The report was released in February and highlights graduate funding as “a quantitative and qualitative problem, as well as an equity problem.” It outlines the incomes of students across years and between the four divisions of PhD student populations: humanities, with 714 students; social sciences with 1,003 PhD students; physical sciences with 1,080 PhD students; and life sciences, with 1,403 PhD students.

The enrolled PhD students complete 24,800 hours of program study with a cumulative  4-8,000 years of paid tuition.

The sources of income for each of the four divisions come from internal and external awards, employment, and stipends. The average income over the last nine years for the humanities is $22,744.69. For those in social sciences, it is $23,433.22. For students in physical sciences, the average income is $23,902.76; for life sciences, it is $26,151.08.

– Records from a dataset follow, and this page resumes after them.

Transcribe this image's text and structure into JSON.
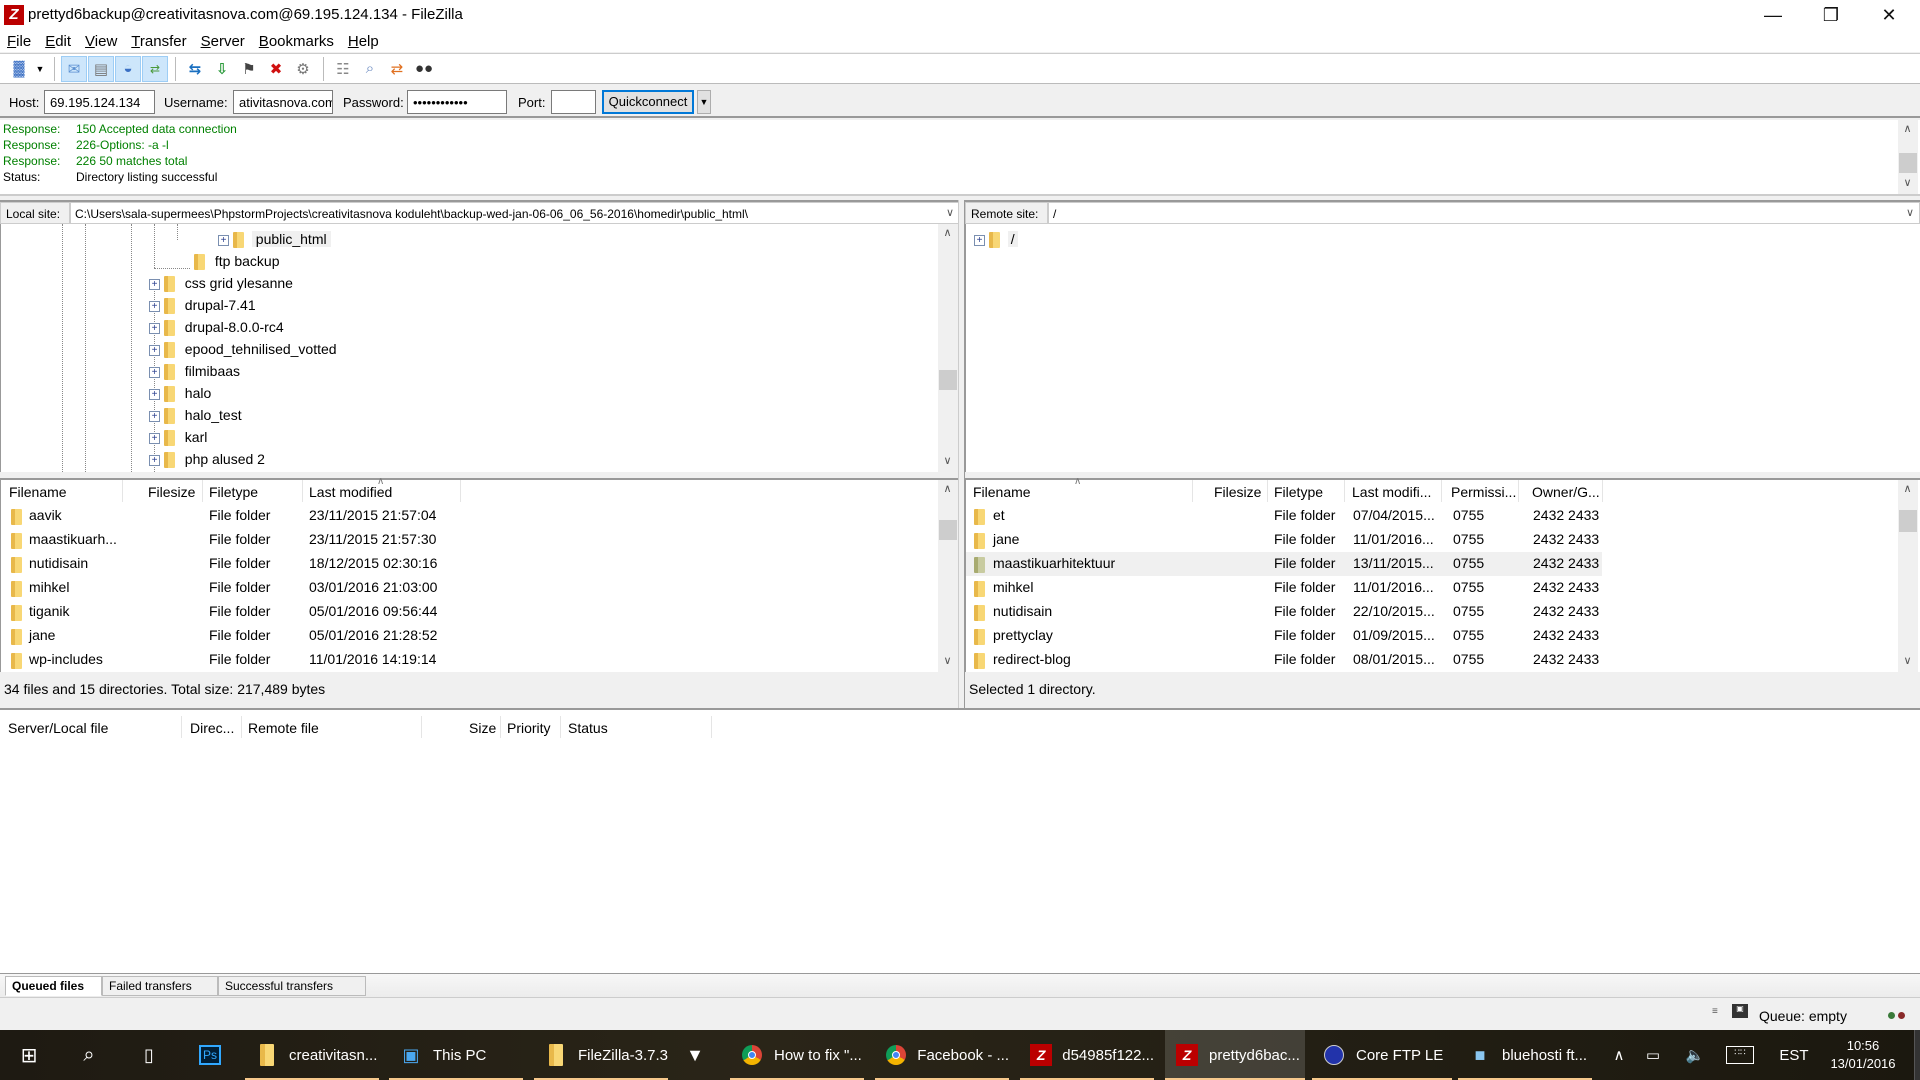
{
  "window": {
    "title": "prettyd6backup@creativitasnova.com@69.195.124.134 - FileZilla",
    "app_icon": "filezilla-icon",
    "controls": [
      "minimize-icon",
      "restore-icon",
      "close-icon"
    ]
  },
  "menu": [
    {
      "label": "File",
      "accel": "F",
      "rest": "ile"
    },
    {
      "label": "Edit",
      "accel": "E",
      "rest": "dit"
    },
    {
      "label": "View",
      "accel": "V",
      "rest": "iew"
    },
    {
      "label": "Transfer",
      "accel": "T",
      "rest": "ransfer"
    },
    {
      "label": "Server",
      "accel": "S",
      "rest": "erver"
    },
    {
      "label": "Bookmarks",
      "accel": "B",
      "rest": "ookmarks"
    },
    {
      "label": "Help",
      "accel": "H",
      "rest": "elp"
    }
  ],
  "toolbar": {
    "icons": [
      "site-manager-icon",
      "dropdown-arrow-icon",
      "toggle-message-log-icon",
      "toggle-local-tree-icon",
      "toggle-remote-tree-icon",
      "toggle-transfer-queue-icon",
      "refresh-icon",
      "process-queue-icon",
      "cancel-operation-icon",
      "disconnect-icon",
      "reconnect-icon",
      "directory-filter-icon",
      "toggle-comparison-icon",
      "sync-browsing-icon",
      "search-remote-icon"
    ]
  },
  "quickconnect": {
    "host_label": "Host:",
    "host_value": "69.195.124.134",
    "username_label": "Username:",
    "username_value": "ativitasnova.com",
    "password_label": "Password:",
    "password_value": "••••••••••••",
    "port_label": "Port:",
    "port_value": "",
    "button_label": "Quickconnect"
  },
  "log": [
    {
      "kind": "Response:",
      "text": "150 Accepted data connection",
      "color": "#008000"
    },
    {
      "kind": "Response:",
      "text": "226-Options: -a -l",
      "color": "#008000"
    },
    {
      "kind": "Response:",
      "text": "226 50 matches total",
      "color": "#008000"
    },
    {
      "kind": "Status:",
      "text": "Directory listing successful",
      "color": "#000000"
    }
  ],
  "local": {
    "site_label": "Local site:",
    "path": "C:\\Users\\sala-supermees\\PhpstormProjects\\creativitasnova koduleht\\backup-wed-jan-06-06_06_56-2016\\homedir\\public_html\\",
    "tree": [
      {
        "name": "public_html",
        "expandable": true,
        "selected": true
      },
      {
        "name": "ftp backup",
        "expandable": false
      },
      {
        "name": "css grid ylesanne",
        "expandable": true
      },
      {
        "name": "drupal-7.41",
        "expandable": true
      },
      {
        "name": "drupal-8.0.0-rc4",
        "expandable": true
      },
      {
        "name": "epood_tehnilised_votted",
        "expandable": true
      },
      {
        "name": "filmibaas",
        "expandable": true
      },
      {
        "name": "halo",
        "expandable": true
      },
      {
        "name": "halo_test",
        "expandable": true
      },
      {
        "name": "karl",
        "expandable": true
      },
      {
        "name": "php alused 2",
        "expandable": true
      }
    ],
    "columns": [
      "Filename",
      "Filesize",
      "Filetype",
      "Last modified"
    ],
    "files": [
      {
        "name": "aavik",
        "size": "",
        "type": "File folder",
        "modified": "23/11/2015 21:57:04"
      },
      {
        "name": "maastikuarh...",
        "size": "",
        "type": "File folder",
        "modified": "23/11/2015 21:57:30"
      },
      {
        "name": "nutidisain",
        "size": "",
        "type": "File folder",
        "modified": "18/12/2015 02:30:16"
      },
      {
        "name": "mihkel",
        "size": "",
        "type": "File folder",
        "modified": "03/01/2016 21:03:00"
      },
      {
        "name": "tiganik",
        "size": "",
        "type": "File folder",
        "modified": "05/01/2016 09:56:44"
      },
      {
        "name": "jane",
        "size": "",
        "type": "File folder",
        "modified": "05/01/2016 21:28:52"
      },
      {
        "name": "wp-includes",
        "size": "",
        "type": "File folder",
        "modified": "11/01/2016 14:19:14"
      }
    ],
    "status": "34 files and 15 directories. Total size: 217,489 bytes"
  },
  "remote": {
    "site_label": "Remote site:",
    "path": "/",
    "tree": [
      {
        "name": "/",
        "expandable": true
      }
    ],
    "columns": [
      "Filename",
      "Filesize",
      "Filetype",
      "Last modifi...",
      "Permissi...",
      "Owner/G..."
    ],
    "files": [
      {
        "name": "et",
        "size": "",
        "type": "File folder",
        "modified": "07/04/2015...",
        "perm": "0755",
        "owner": "2432 2433",
        "selected": false
      },
      {
        "name": "jane",
        "size": "",
        "type": "File folder",
        "modified": "11/01/2016...",
        "perm": "0755",
        "owner": "2432 2433",
        "selected": false
      },
      {
        "name": "maastikuarhitektuur",
        "size": "",
        "type": "File folder",
        "modified": "13/11/2015...",
        "perm": "0755",
        "owner": "2432 2433",
        "selected": true
      },
      {
        "name": "mihkel",
        "size": "",
        "type": "File folder",
        "modified": "11/01/2016...",
        "perm": "0755",
        "owner": "2432 2433",
        "selected": false
      },
      {
        "name": "nutidisain",
        "size": "",
        "type": "File folder",
        "modified": "22/10/2015...",
        "perm": "0755",
        "owner": "2432 2433",
        "selected": false
      },
      {
        "name": "prettyclay",
        "size": "",
        "type": "File folder",
        "modified": "01/09/2015...",
        "perm": "0755",
        "owner": "2432 2433",
        "selected": false
      },
      {
        "name": "redirect-blog",
        "size": "",
        "type": "File folder",
        "modified": "08/01/2015...",
        "perm": "0755",
        "owner": "2432 2433",
        "selected": false
      }
    ],
    "status": "Selected 1 directory."
  },
  "queue": {
    "columns": [
      "Server/Local file",
      "Direc...",
      "Remote file",
      "Size",
      "Priority",
      "Status"
    ],
    "tabs": [
      {
        "label": "Queued files",
        "active": true
      },
      {
        "label": "Failed transfers",
        "active": false
      },
      {
        "label": "Successful transfers",
        "active": false
      }
    ],
    "status_text": "Queue: empty"
  },
  "taskbar": {
    "items": [
      {
        "label": "",
        "icon": "windows-start-icon"
      },
      {
        "label": "",
        "icon": "search-icon"
      },
      {
        "label": "",
        "icon": "task-view-icon"
      },
      {
        "label": "",
        "icon": "photoshop-icon"
      },
      {
        "label": "creativitasn...",
        "icon": "folder-icon"
      },
      {
        "label": "This PC",
        "icon": "this-pc-icon"
      },
      {
        "label": "FileZilla-3.7.3",
        "icon": "folder-icon"
      },
      {
        "label": "",
        "icon": "foxhead-icon"
      },
      {
        "label": "How to fix \"...",
        "icon": "chrome-icon"
      },
      {
        "label": "Facebook - ...",
        "icon": "chrome-icon"
      },
      {
        "label": "d54985f122...",
        "icon": "filezilla-icon"
      },
      {
        "label": "prettyd6bac...",
        "icon": "filezilla-icon"
      },
      {
        "label": "Core FTP LE",
        "icon": "coreftp-icon"
      },
      {
        "label": "bluehosti ft...",
        "icon": "notepad-icon"
      }
    ],
    "tray": {
      "language": "EST",
      "time": "10:56",
      "date": "13/01/2016"
    }
  }
}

In March 2015, the Canadian Union of Public Employees (CUPE) Local 3902 went on strike for a month after a tentative agreement about funding could not be reached. Last month — on the anniversary of the start of the strike — CUPE 3902 staged a demonstration.

The report states there are inconsistencies in the composition of income and its implications. Many PhD students take longer  to complete their degrees than their funding packages cover. The report states that “a handful of Life Science departments taking as much as 3.5 years longer than their Physical Science colleagues” to reach completion.

The report outlines the sources of the funding. While the total incomes are relatively similar, the humanities and social sciences rely disproportionately on employment income, while students in physical and life sciences rely disproportionately on research stipends.

According to the report, Divisions 1 and 2 rely roughly twice as much on employment than Divisions 3 and 4. “The severity of this trend is equally intense, with one D2 department drawing nearly 50% of their income [from] employment and two in D4 less than 2%,” the report claims.

It also states that employment for Divisions I and II increases over the course of the program, but “progressively decreases” for Divisions 3 and 4.

“This contradiction is often obscured by lumping all divisions together.” Bost writes that the “explanation for the contradiction likely is that employment for Divisions 3-4 advances their own work while that of Divisions 1-2 takes away from theirs.”

“There are many unanswered questions due to the limitation of centralized data compiled by the University,” the report alleges.

Bost was not paid to produce the report, nor does he have any affiliations with campus groups.